I don't know about you but "other less-used buttons on the device, and so forth" is not very helpful to me. For now I am stuck with just going through and clearing the screenshots folder in the gallery every so often. The monkey continues being naughty and somewhere, someone at probably thinks it is funny that I have to clean up after their monkey.


After consulting with my friend Joe Rogers, who is a rather formidable android dev, on the topic the investigation deepened. We considered the mysterious --pct-anyevent flag found on line 809 in the source code for the Monkey.

                } else if (opt.equals("--pct-anyevent")) {
                    int i = MonkeySourceRandom.FACTOR_ANYTHING;
                    mFactors[i] = -nextOptionLong("any events percentage");

Looking into MonkeySourceRandom for further direction, we found that really all keycodes were handled into a giant lump. This means you can't filter for individual keypresses. It is an all-or-nothing affair.

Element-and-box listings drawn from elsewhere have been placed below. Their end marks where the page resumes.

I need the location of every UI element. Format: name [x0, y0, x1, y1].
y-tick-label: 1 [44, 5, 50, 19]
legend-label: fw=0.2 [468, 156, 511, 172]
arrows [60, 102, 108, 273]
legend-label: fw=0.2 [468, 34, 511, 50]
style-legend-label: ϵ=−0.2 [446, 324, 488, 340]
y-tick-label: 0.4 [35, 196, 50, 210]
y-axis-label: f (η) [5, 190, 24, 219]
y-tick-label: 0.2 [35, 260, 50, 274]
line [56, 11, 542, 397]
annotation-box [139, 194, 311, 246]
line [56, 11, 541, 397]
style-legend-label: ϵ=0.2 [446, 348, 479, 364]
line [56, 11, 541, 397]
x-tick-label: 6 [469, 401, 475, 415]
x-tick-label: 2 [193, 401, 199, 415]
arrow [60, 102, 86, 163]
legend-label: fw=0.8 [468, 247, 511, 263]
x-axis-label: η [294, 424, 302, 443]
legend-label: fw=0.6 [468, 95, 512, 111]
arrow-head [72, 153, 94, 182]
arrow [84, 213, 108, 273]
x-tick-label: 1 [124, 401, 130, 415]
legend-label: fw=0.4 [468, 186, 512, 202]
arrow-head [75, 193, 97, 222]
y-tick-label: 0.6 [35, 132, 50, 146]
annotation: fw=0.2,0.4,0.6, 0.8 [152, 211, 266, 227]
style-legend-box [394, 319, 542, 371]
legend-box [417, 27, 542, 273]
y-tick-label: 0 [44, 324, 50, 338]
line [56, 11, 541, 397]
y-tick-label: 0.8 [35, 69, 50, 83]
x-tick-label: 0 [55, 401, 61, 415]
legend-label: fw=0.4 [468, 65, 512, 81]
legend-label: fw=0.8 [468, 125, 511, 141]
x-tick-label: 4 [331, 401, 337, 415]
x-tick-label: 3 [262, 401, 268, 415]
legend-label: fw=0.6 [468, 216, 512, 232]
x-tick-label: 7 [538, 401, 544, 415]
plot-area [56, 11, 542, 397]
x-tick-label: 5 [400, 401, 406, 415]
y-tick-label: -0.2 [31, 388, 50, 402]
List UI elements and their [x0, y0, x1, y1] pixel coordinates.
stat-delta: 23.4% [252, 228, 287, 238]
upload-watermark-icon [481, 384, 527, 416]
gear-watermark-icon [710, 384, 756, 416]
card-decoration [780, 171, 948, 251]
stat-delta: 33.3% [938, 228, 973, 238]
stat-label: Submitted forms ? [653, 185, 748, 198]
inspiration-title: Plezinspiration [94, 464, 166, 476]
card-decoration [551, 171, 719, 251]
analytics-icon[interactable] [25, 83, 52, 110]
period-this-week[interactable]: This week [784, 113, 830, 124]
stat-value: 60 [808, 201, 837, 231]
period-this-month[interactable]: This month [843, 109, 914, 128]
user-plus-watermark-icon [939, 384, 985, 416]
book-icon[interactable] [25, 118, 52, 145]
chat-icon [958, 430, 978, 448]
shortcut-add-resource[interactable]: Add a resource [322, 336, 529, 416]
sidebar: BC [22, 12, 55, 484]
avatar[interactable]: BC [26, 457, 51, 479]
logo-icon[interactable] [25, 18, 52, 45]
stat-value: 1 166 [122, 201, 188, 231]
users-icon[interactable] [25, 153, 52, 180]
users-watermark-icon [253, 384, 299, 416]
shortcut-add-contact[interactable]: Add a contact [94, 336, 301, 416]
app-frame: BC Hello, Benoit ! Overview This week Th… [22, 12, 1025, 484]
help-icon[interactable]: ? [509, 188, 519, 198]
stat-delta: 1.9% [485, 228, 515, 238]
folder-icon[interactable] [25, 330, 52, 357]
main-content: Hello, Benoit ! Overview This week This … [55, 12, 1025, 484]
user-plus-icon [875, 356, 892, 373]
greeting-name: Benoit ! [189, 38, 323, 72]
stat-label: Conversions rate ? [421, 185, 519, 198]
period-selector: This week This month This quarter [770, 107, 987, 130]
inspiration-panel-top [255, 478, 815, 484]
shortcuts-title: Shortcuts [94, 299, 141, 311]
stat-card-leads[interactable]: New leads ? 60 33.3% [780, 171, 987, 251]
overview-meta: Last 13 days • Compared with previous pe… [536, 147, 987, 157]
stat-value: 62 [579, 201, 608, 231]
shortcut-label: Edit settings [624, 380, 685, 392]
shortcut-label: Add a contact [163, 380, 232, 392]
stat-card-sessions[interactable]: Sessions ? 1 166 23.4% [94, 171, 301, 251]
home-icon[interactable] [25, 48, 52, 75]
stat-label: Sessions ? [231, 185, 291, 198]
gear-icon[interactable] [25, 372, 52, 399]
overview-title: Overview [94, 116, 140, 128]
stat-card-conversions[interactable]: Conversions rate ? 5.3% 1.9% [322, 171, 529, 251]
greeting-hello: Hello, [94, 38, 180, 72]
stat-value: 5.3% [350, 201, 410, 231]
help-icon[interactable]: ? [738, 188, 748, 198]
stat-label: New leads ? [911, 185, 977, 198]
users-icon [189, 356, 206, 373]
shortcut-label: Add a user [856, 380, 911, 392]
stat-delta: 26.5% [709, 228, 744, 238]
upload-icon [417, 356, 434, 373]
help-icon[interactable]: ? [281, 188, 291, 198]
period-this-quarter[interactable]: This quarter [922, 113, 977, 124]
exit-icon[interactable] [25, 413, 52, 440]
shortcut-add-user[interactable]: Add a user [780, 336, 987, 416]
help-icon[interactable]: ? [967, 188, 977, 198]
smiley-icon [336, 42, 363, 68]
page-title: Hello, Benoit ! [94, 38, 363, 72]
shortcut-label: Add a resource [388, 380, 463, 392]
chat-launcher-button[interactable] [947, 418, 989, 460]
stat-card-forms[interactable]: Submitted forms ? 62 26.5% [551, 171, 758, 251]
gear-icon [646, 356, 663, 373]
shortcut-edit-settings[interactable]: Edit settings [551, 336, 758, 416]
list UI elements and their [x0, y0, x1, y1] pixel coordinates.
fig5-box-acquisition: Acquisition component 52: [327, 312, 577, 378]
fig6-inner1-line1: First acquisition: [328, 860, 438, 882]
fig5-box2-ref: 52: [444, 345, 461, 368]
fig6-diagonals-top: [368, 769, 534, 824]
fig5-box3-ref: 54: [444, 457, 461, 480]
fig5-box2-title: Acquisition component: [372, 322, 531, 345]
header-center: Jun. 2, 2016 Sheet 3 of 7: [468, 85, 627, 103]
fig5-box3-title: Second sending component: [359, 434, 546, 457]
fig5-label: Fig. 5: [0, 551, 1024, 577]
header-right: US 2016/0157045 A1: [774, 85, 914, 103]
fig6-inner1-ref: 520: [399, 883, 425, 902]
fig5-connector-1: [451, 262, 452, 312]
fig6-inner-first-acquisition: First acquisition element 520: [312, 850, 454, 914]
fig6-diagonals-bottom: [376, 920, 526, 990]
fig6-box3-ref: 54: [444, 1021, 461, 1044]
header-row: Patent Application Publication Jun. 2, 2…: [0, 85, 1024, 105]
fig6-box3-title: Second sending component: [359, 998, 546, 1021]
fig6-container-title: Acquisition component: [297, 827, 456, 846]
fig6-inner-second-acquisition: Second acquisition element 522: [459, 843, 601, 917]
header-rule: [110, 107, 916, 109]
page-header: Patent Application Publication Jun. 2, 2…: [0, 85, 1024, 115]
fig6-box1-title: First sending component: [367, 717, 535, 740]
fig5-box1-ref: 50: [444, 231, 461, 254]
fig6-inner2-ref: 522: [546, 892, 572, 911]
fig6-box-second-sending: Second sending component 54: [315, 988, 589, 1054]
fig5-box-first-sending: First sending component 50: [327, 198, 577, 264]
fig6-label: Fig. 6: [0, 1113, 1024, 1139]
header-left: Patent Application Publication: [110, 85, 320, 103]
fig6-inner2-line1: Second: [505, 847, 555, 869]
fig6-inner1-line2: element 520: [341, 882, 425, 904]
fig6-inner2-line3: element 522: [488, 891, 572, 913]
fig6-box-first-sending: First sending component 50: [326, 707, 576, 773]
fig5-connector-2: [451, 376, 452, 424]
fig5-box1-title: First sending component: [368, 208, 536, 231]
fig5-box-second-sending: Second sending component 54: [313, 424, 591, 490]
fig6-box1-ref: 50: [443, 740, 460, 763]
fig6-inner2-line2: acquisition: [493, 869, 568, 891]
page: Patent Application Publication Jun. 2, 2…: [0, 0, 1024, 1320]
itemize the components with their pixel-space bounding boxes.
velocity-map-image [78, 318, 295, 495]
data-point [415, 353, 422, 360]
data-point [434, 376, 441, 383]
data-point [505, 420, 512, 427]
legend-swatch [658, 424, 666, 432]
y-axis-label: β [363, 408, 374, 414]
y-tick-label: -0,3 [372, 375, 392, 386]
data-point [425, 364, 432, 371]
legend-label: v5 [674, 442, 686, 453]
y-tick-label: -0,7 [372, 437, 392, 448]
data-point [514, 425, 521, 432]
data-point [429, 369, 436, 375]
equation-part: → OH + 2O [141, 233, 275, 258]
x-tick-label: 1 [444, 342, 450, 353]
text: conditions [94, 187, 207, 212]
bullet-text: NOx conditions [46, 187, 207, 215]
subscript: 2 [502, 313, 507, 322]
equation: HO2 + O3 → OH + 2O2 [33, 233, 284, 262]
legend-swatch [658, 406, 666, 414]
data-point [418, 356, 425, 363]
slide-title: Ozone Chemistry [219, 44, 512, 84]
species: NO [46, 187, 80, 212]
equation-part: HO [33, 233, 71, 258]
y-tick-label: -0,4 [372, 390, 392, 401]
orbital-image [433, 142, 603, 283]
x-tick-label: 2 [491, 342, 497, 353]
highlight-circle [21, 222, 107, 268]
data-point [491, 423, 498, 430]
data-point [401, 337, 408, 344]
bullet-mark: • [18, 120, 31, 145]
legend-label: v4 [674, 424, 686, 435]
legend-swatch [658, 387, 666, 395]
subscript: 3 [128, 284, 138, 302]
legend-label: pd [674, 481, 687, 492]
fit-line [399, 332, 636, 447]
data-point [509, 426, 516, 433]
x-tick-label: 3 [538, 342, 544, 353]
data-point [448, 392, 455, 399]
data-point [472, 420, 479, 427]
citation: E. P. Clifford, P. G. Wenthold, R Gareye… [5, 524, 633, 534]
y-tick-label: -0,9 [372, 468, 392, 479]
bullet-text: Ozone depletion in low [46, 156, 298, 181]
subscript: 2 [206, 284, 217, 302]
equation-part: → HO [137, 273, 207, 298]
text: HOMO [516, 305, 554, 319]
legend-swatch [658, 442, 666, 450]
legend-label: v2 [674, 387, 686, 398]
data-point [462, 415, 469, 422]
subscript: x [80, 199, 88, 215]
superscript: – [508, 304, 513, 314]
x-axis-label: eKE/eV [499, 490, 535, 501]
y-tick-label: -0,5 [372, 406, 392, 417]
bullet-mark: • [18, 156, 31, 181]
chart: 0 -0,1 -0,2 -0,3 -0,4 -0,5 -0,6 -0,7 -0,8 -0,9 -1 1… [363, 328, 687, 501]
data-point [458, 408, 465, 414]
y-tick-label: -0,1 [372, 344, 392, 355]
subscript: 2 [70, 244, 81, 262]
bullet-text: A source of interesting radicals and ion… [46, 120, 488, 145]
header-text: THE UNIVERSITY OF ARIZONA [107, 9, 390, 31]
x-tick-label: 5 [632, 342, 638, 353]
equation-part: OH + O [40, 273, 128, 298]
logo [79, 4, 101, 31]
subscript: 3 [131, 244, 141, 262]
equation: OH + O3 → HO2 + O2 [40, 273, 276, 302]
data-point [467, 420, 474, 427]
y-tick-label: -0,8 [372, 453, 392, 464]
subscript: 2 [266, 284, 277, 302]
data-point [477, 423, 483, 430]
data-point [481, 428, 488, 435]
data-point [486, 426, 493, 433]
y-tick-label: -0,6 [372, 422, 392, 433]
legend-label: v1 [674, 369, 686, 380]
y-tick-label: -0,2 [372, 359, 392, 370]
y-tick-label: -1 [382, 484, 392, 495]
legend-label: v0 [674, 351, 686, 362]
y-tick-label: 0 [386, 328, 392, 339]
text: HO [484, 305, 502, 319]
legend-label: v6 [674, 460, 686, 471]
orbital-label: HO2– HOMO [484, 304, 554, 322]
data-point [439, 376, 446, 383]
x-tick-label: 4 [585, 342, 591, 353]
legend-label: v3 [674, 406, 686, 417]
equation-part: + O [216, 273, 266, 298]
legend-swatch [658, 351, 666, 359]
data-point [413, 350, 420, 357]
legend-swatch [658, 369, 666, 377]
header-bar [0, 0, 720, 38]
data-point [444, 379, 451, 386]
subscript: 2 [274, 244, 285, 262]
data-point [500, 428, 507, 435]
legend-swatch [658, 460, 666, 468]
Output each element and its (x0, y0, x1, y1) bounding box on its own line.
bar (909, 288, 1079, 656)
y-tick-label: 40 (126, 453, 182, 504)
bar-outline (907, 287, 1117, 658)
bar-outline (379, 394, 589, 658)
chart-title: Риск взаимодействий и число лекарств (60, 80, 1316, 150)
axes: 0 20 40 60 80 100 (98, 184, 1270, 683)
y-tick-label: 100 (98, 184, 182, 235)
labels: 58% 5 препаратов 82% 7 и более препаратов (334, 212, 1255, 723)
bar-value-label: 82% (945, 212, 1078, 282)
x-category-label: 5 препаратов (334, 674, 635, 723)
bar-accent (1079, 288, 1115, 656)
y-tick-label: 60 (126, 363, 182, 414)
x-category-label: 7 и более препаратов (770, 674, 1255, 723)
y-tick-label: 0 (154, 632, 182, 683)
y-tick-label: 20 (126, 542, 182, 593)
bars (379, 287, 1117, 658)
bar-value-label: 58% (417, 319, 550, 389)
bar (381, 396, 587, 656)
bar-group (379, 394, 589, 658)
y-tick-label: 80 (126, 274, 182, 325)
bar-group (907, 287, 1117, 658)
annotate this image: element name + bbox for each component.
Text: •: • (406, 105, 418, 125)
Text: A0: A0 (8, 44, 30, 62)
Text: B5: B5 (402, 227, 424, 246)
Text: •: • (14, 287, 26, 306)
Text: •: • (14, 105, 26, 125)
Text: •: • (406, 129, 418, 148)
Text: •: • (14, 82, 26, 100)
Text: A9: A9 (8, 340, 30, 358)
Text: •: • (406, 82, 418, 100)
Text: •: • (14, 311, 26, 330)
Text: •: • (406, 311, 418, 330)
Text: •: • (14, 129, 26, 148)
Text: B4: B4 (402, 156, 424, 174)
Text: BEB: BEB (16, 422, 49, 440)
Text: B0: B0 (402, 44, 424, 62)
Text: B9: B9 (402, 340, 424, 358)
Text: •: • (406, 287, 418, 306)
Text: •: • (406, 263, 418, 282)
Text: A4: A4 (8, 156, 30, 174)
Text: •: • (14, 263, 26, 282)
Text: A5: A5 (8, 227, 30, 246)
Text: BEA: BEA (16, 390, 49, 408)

So here was my minor dilemma:

  • Leave in keypresses
    • At the current observed average rate of 3 screenshots per 5000 monkey events means I'd fill the average 12GB free on most phones in 200 million events at 100KB per screenshot. Right now that would cost me maybe an hour of time per device every 9 years or so given the pace of monkey stress runs where I work.
  • Take out keypresses
    • Given that the tiny and only areas of the app which are paying any attention to keyboard inputs are behind a login flow which as I mentioned at the beginning are a roadblock to the monkey entirely, I can set --pct-anyevent to 0 and not really cost my testing much coverage from the random UI stress tool 
The mystery of why the music intent was being rejected remains however having taken out keypresses I am not getting the music player launched at all anymore anyway.